Firms must ‘think outside the box’ to address shortages

Peace Recruitment - Chris Peace, managing director, 09/09/2015. Photography from:  Colin Hattersley Photography - - - 07974 957 388
Chris Peace. Photography from Colin Hattersley Photography

A leading recruiter for the construction sector has warned that some firms need to be more innovative in their recruitment strategy and adapt to the skills shortage the industry is engulfed in.

The issues contributing to these shortages, including an aging workforce and a lack of young people entering the industry, are well known. However, Chris Peace, managing director of Edinburgh-based Peace Recruitment, says firms need to start thinking “outside the box” and consider candidates from different backgrounds and with different levels of experience in order to fill vacancies.

He believes the industry is suffering from a lack of investment in graduates during the financial downturn. As a result, there is now a shortage of individuals in key sectors such as chartered surveying and engineering with two to five years’ worth of experience.

Chris told Project Scotland, “Clients are saying they want people at that level (but) the problem is they are fishing in such a small pond to get those individuals. They need to spread the net a little bit wider and take on people at different levels, including more graduates, and just support and develop less experienced team members for the next year or two. Their company will benefit longer term.

“We’re trying to go out to those clients and say ‘you can’t get (people who are) two to five years post-qualified and when we do manage to get a candidate like this on our books, we’ll often get them five or six job offers very quickly’.

“So one person will get offered a job, yes, and we’ll make our money and that’s great but then we disappoint five of our other clients. These levels of candidates are few and far between so a lot of clients seem to be not listening, burying their head in the sand a little bit or willing to wait on what they deem as the perfect person for them.”

Chris claims top candidates are also becoming increasingly difficult to hold on to. “Obviously if we get someone who is perfect, they will get a chance to interview them. But they’ve only got a ten, maybe twenty per cent, chance of them accepting their job and because of the supply and demand problems, they’ll probably have to overpay for that individual. And even if you do find the ideal candidate, there are a lot of counter-offers out there as companies simply can’t afford to lose skilled staff who are almost impossible to replace.

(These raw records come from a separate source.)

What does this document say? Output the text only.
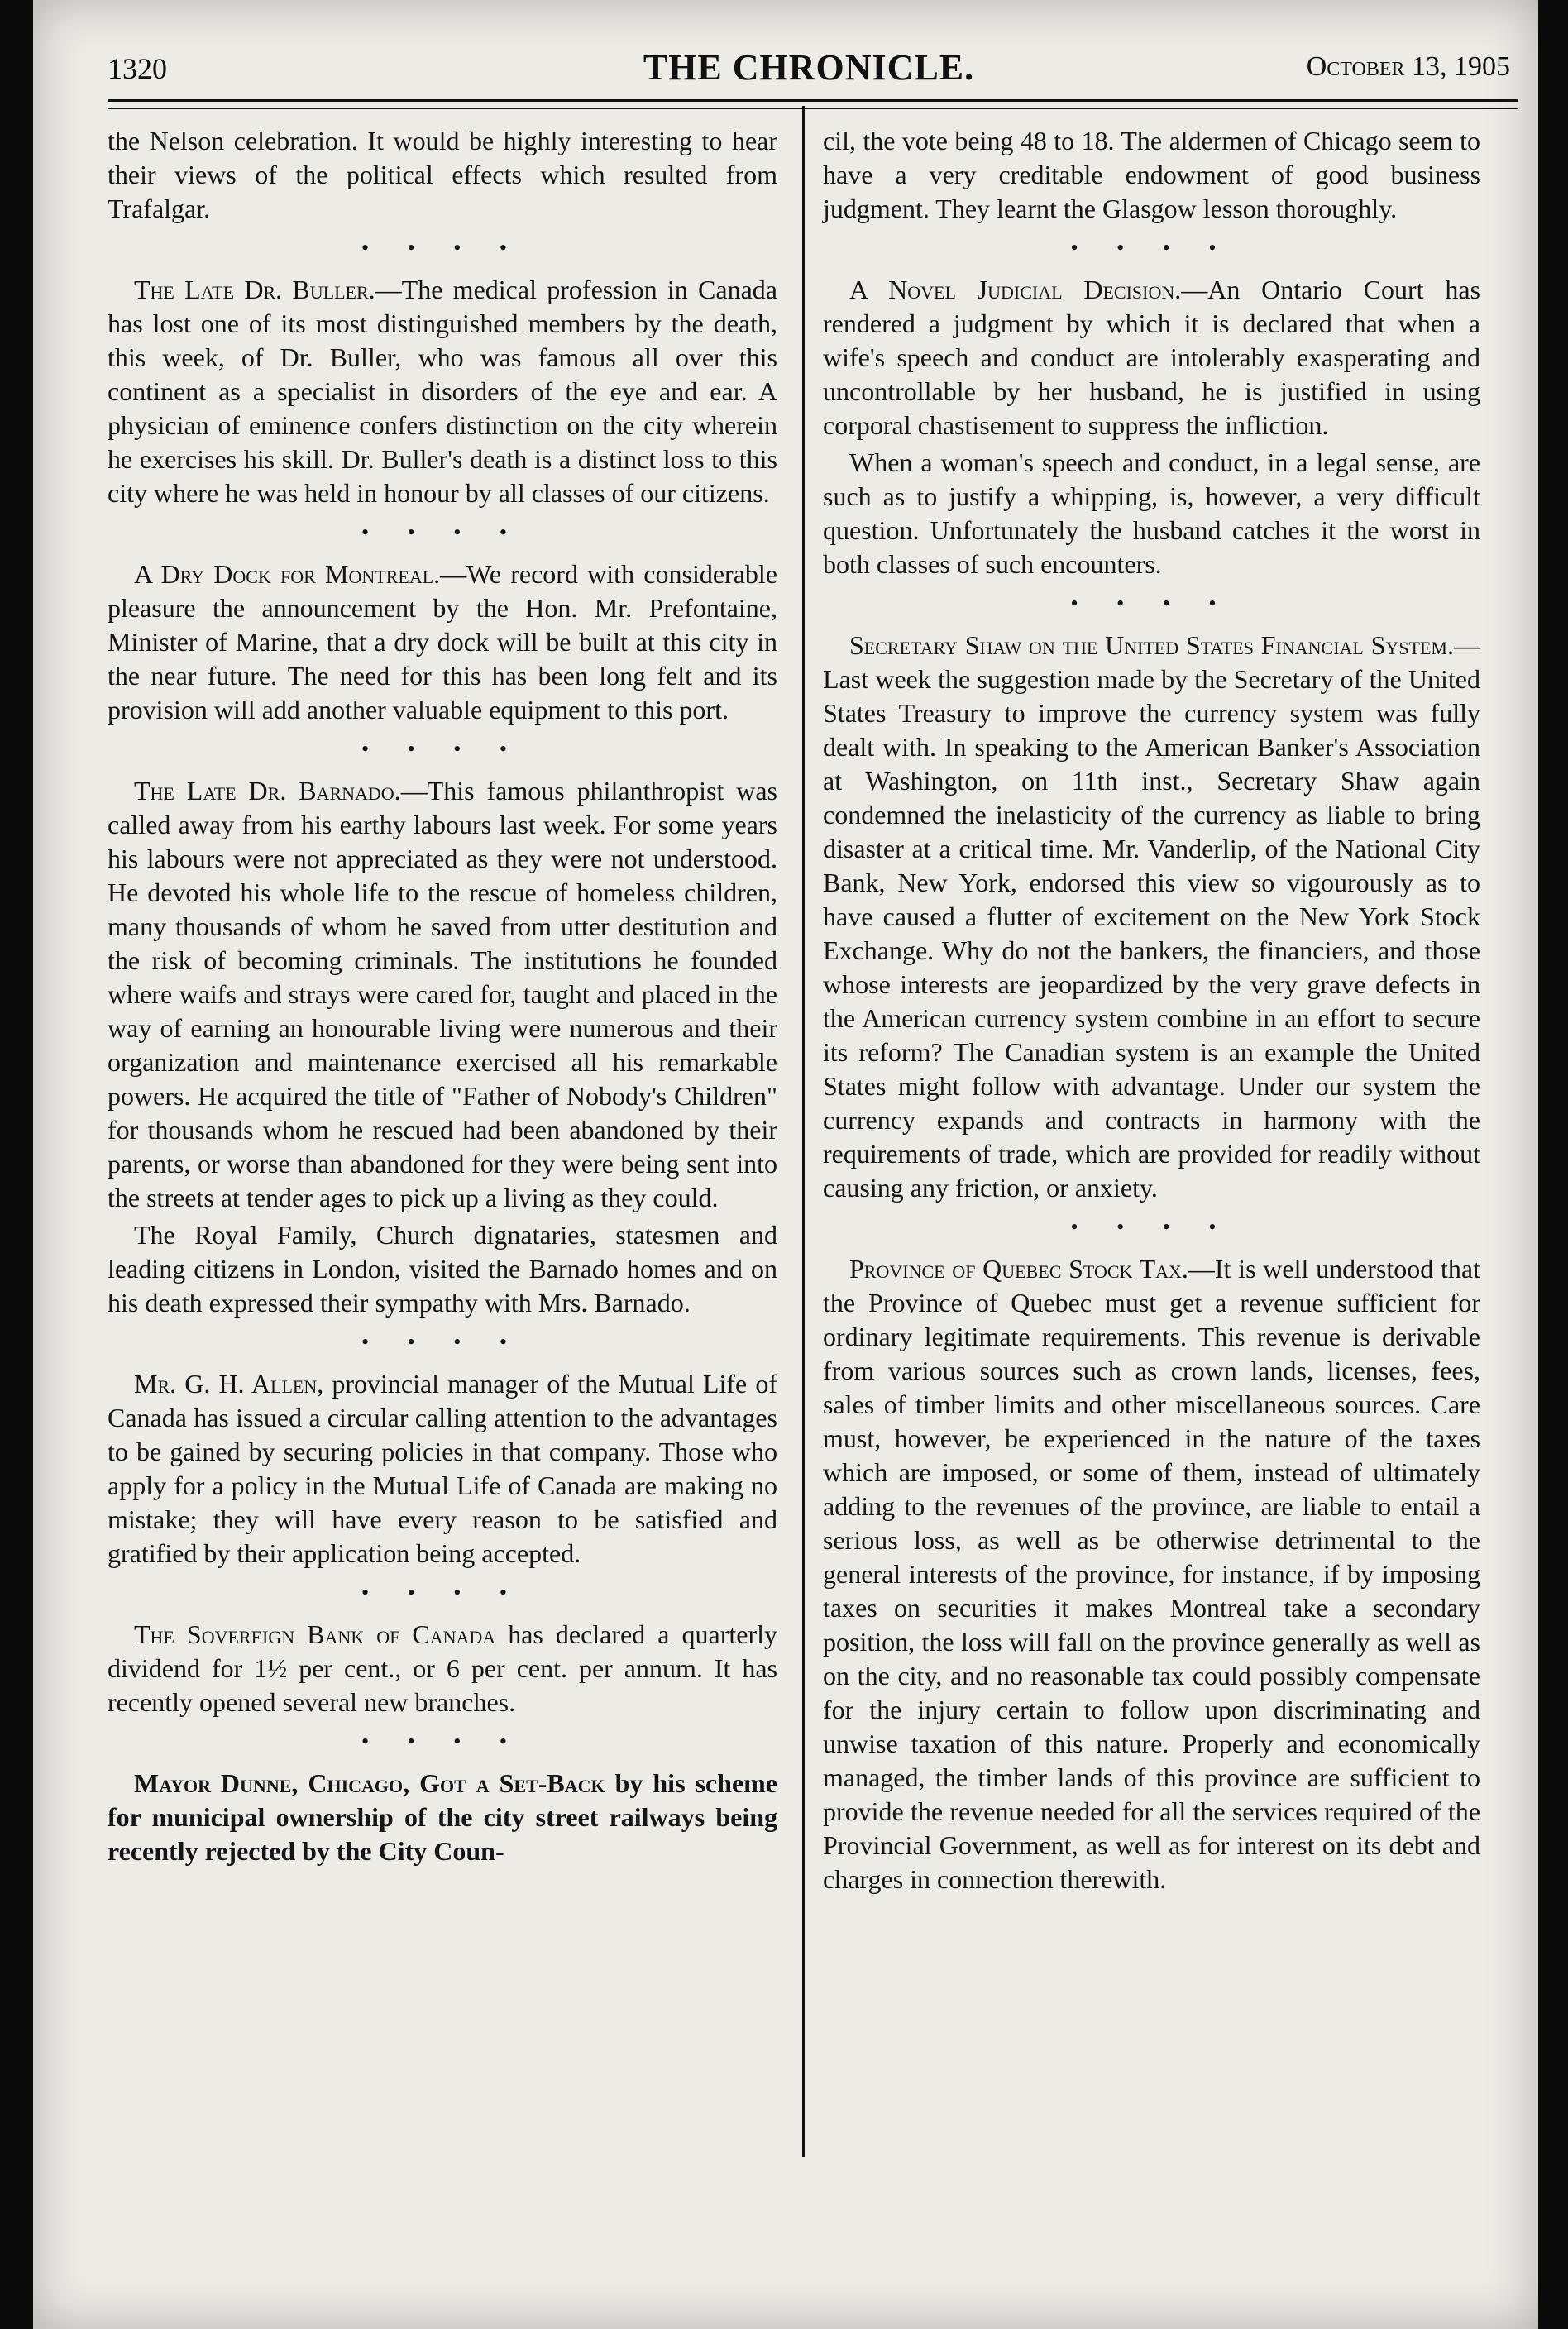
1320	THE CHRONICLE.	October 13, 1905

the Nelson celebration. It would be highly interesting to hear their views of the political effects which resulted from Trafalgar.

• • • •

The Late Dr. Buller.—The medical profession in Canada has lost one of its most distinguished members by the death, this week, of Dr. Buller, who was famous all over this continent as a specialist in disorders of the eye and ear. A physician of eminence confers distinction on the city wherein he exercises his skill. Dr. Buller's death is a distinct loss to this city where he was held in honour by all classes of our citizens.

• • • •

A Dry Dock for Montreal.—We record with considerable pleasure the announcement by the Hon. Mr. Prefontaine, Minister of Marine, that a dry dock will be built at this city in the near future. The need for this has been long felt and its provision will add another valuable equipment to this port.

• • • •

The Late Dr. Barnado.—This famous philanthropist was called away from his earthy labours last week. For some years his labours were not appreciated as they were not understood. He devoted his whole life to the rescue of homeless children, many thousands of whom he saved from utter destitution and the risk of becoming criminals. The institutions he founded where waifs and strays were cared for, taught and placed in the way of earning an honourable living were numerous and their organization and maintenance exercised all his remarkable powers. He acquired the title of "Father of Nobody's Children" for thousands whom he rescued had been abandoned by their parents, or worse than abandoned for they were being sent into the streets at tender ages to pick up a living as they could.

The Royal Family, Church dignataries, statesmen and leading citizens in London, visited the Barnado homes and on his death expressed their sympathy with Mrs. Barnado.

• • • •

Mr. G. H. Allen, provincial manager of the Mutual Life of Canada has issued a circular calling attention to the advantages to be gained by securing policies in that company. Those who apply for a policy in the Mutual Life of Canada are making no mistake; they will have every reason to be satisfied and gratified by their application being accepted.

• • • •

The Sovereign Bank of Canada has declared a quarterly dividend for 1½ per cent., or 6 per cent. per annum. It has recently opened several new branches.

• • • •

Mayor Dunne, Chicago, Got a Set-Back by his scheme for municipal ownership of the city street railways being recently rejected by the City Coun-

cil, the vote being 48 to 18. The aldermen of Chicago seem to have a very creditable endowment of good business judgment. They learnt the Glasgow lesson thoroughly.

• • • •

A Novel Judicial Decision.—An Ontario Court has rendered a judgment by which it is declared that when a wife's speech and conduct are intolerably exasperating and uncontrollable by her husband, he is justified in using corporal chastisement to suppress the infliction.

When a woman's speech and conduct, in a legal sense, are such as to justify a whipping, is, however, a very difficult question. Unfortunately the husband catches it the worst in both classes of such encounters.

• • • •

Secretary Shaw on the United States Financial System.—Last week the suggestion made by the Secretary of the United States Treasury to improve the currency system was fully dealt with. In speaking to the American Banker's Association at Washington, on 11th inst., Secretary Shaw again condemned the inelasticity of the currency as liable to bring disaster at a critical time. Mr. Vanderlip, of the National City Bank, New York, endorsed this view so vigourously as to have caused a flutter of excitement on the New York Stock Exchange. Why do not the bankers, the financiers, and those whose interests are jeopardized by the very grave defects in the American currency system combine in an effort to secure its reform? The Canadian system is an example the United States might follow with advantage. Under our system the currency expands and contracts in harmony with the requirements of trade, which are provided for readily without causing any friction, or anxiety.

• • • •

Province of Quebec Stock Tax.—It is well understood that the Province of Quebec must get a revenue sufficient for ordinary legitimate requirements. This revenue is derivable from various sources such as crown lands, licenses, fees, sales of timber limits and other miscellaneous sources. Care must, however, be experienced in the nature of the taxes which are imposed, or some of them, instead of ultimately adding to the revenues of the province, are liable to entail a serious loss, as well as be otherwise detrimental to the general interests of the province, for instance, if by imposing taxes on securities it makes Montreal take a secondary position, the loss will fall on the province generally as well as on the city, and no reasonable tax could possibly compensate for the injury certain to follow upon discriminating and unwise taxation of this nature. Properly and economically managed, the timber lands of this province are sufficient to provide the revenue needed for all the services required of the Provincial Government, as well as for interest on its debt and charges in connection therewith.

“Around 17% of people are accepting counter-offers and staying with their current employer because really all they wanted was a pay rise.”

Chris talked about the approach his company has been taking. “We’ve been trying to get clients to think outside the box to try and take on people from different backgrounds. I placed a project manager recently who actually had a degree in events management and I placed another graduate who had a degree in archeology but then had done a conversion course on a Masters in construction and project management.

“These individuals had the right personal attributes and our clients were willing to invest in them to upskill them on the technical side of the industry. Some of our clients are taking on school leavers and supporting them through university and then trying to tie them into contractual obligations at the other end. Clients are altering their employment contracts for graduates and day release employees to mitigate the financial risk to their company and to ensure they get a chance to claw back some of the cost incurred while supporting them through their education.

“Quite a lot of school leavers would like to have the option of earning a bit of money and studying at the same time so I think getting to these sixth years or fifth years would be really, really good.”

Peace Recruitment is involved in the Building My Skills programme, run by the Esh Group. This involves going into schools and giving practical advice to pupils about the construction industry and the skills required for different roles.

Chris said, “One thing I’m saying in my presentations to the schools is construction and engineering isn’t always somebody wearing a hard hat and a high vis.

“In construction/engineering you could be an accountant, you could be a lawyer, you could be a PA or a secretary, marketing, sales, business development.”